Mixed performance in US. U.S. hotel performance from March
17-23 decreased from the previous week but showed positive comparisons year
over year, according to CoStar data. Occupancy reached 65.3% (+0.7% YOY); ADR
hit $162.28 (+2.5% YOY); RevPAR was $106.01 (+3.2% YOY). Among the Top 25
Markets, New Orleans reported the largest year-over-year increase in occupancy
(+13.6% to 75.5%). Las Vegas posted the highest ADR lift (+14.2% to $217.27). The
steepest RevPAR declines were seen in Chicago (-12.0% to $87.95) and Nashville
(-10.0% to $131.14).
IHG’s China pipeline. IHG Hotels & Resorts has announced
the signing of 24 hotel franchise projects in Greater China. Of the 24 new
signings, 19 are for Holiday Inn Express hotels. A road show to announce the
deals included multiple Holiday Inn and Even Hotels project signings. IHG
features 12 brands within the Greater China market with 1,200 openings or
properties in the pipeline.
Phuket’s branded residential boom. Phuket has seen an
unprecedented onslaught of overseas buyers transform the island into the
largest leisure branded residences real estate market in the world. For
example, earlier this year, KP Ho’s Banyan Group announced that an adjacent
land bank to their Laguna Phuket integrated resort would be developed into a $2
million lifestyle-led branded real estate offering.
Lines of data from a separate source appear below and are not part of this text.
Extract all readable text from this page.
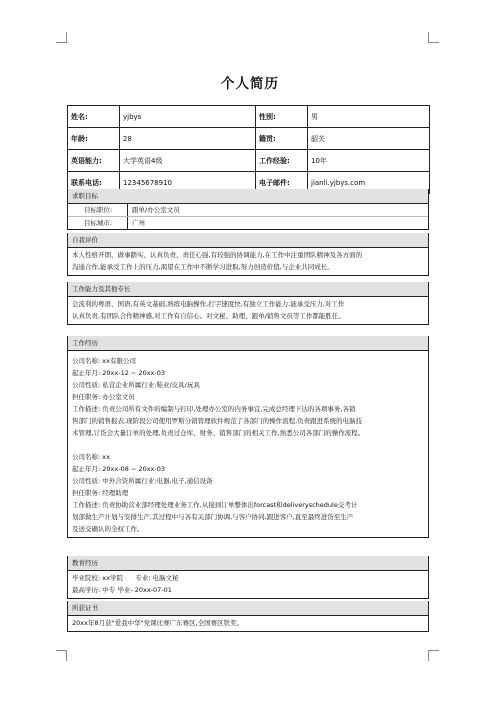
个人简历
姓名:	yjbys	性别:	男
年龄:	28	籍贯:	韶关
英语能力:	大学英语4级	工作经验:	10年
联系电话:	12345678910	电子邮件:	jianli.yjbys.com
求职目标
目标职位:	跟单/办公室文员
目标城市:	广州
自我评价
本人性格开朗、做事踏实、认真负责、责任心强,有较强的协调能力,在工作中注重团队精神及各方面的
沟通合作,能承受工作上的压力,渴望在工作中不断学习进取,努力创造价值,与企业共同成长。
工作能力及其他专长
会流利的粤语、国语,有英文基础,熟练电脑操作,打字速度快,有独立工作能力,能承受压力,对工作
认真负责,有团队合作精神感,对工作有自信心。对文秘、助理、跟单/销售文员等工作都能胜任。
工作经历
公司名称: xx有限公司
起止年月: 20xx-12 ~ 20xx-03
公司性质: 私营企业所属行业:鞋业/皮具/玩具
担任职务: 办公室文员
工作描述: 负责公司所有文件的编制与打印,处理办公室的内务事宜,完成总经理下达的各项事务,各销
售部门的销售报表,现阶段公司使用罗斯分销管理软件规范了各部门的操作流程,负责跟进系统的电脑技
术管理,订货会大量订单的处理,负责过仓库、财务、销售部门的相关工作,熟悉公司各部门的操作流程。
公司名称: xx
起止年月: 20xx-08 ~ 20xx-03
公司性质: 中外合资所属行业:电器,电子,通信设备
担任职务: 经理助理
工作描述: 负责协助营业部经理处理业务工作,从接到订单整体出forcast和deliveryschedule交考计
划部做生产计划与安排生产,其过程中与各有关部门协调,与客户协同,跟进客户,直至最终进货至生产
及送交确认的全权工作。
教育经历
毕业院校: xx学院      专业: 电脑文秘
最高学历: 中专 毕业- 20xx-07-01
所获证书
20xx年8月获"爱我中华"党课比赛广东赛区,全国赛区铁奖。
Some of the brands
entering the market include The Standard in Bangtao, an area that has also seen
announcements by Bangkok developer Sansiri and Dubai-funded green-space real
estate play Gardens of Eden spread over 73 rai (29 acres) of ocean-facing land.
C9 Hotelworks’ Managing Director Bill Barnett says post-pandemic has seen
a flood of Thai-listed real estate groups return to Phuket, spurred by an
accentuated return to trading of the resort market and stabilization of
tourism. He added that motivation for developers is soaring demand created by
an influx of affluent overseas and domestic property buyers who are relocating
to the island or viewing investment in branded property as a safe haven.
Four Seasons Yacht update. Four Seasons Hotels and
Resorts, together with luxury yachting company Marc-Henry Cruise Holdings,
Joint Owner/Operator Four Seasons Yachts, and Italian
shipbuilder Fincantieri have unveiled the first 10 voyages in the
Caribbean and Mediterranean (30 countries, 130 destinations) for the Four
Seasons Yachts in 2026. The first Four Seasons Yacht, currently under
construction in Ancona, Italy, will travel westbound as part of its
repositioning and will welcome guests to set sail in the Caribbean Sea from
January to March 2026. The first Caribbean itineraries feature seven nights
through destinations including St Barths, Nevis, the Grenadines, St Lucia,
Barbados, Martinique, Guadeloupe, Curaçao and Aruba. The first Grand
Mediterranean voyages will begin in March 2026 and will include sailings
through Croatia, Gibraltar, Montenegro, Italy, Portugal, Spain, and Türkiye.
The Mediterranean itinerary will also highlight the Greek Isles, with stops in
Athens, Ios, Santorini, Milos, and more.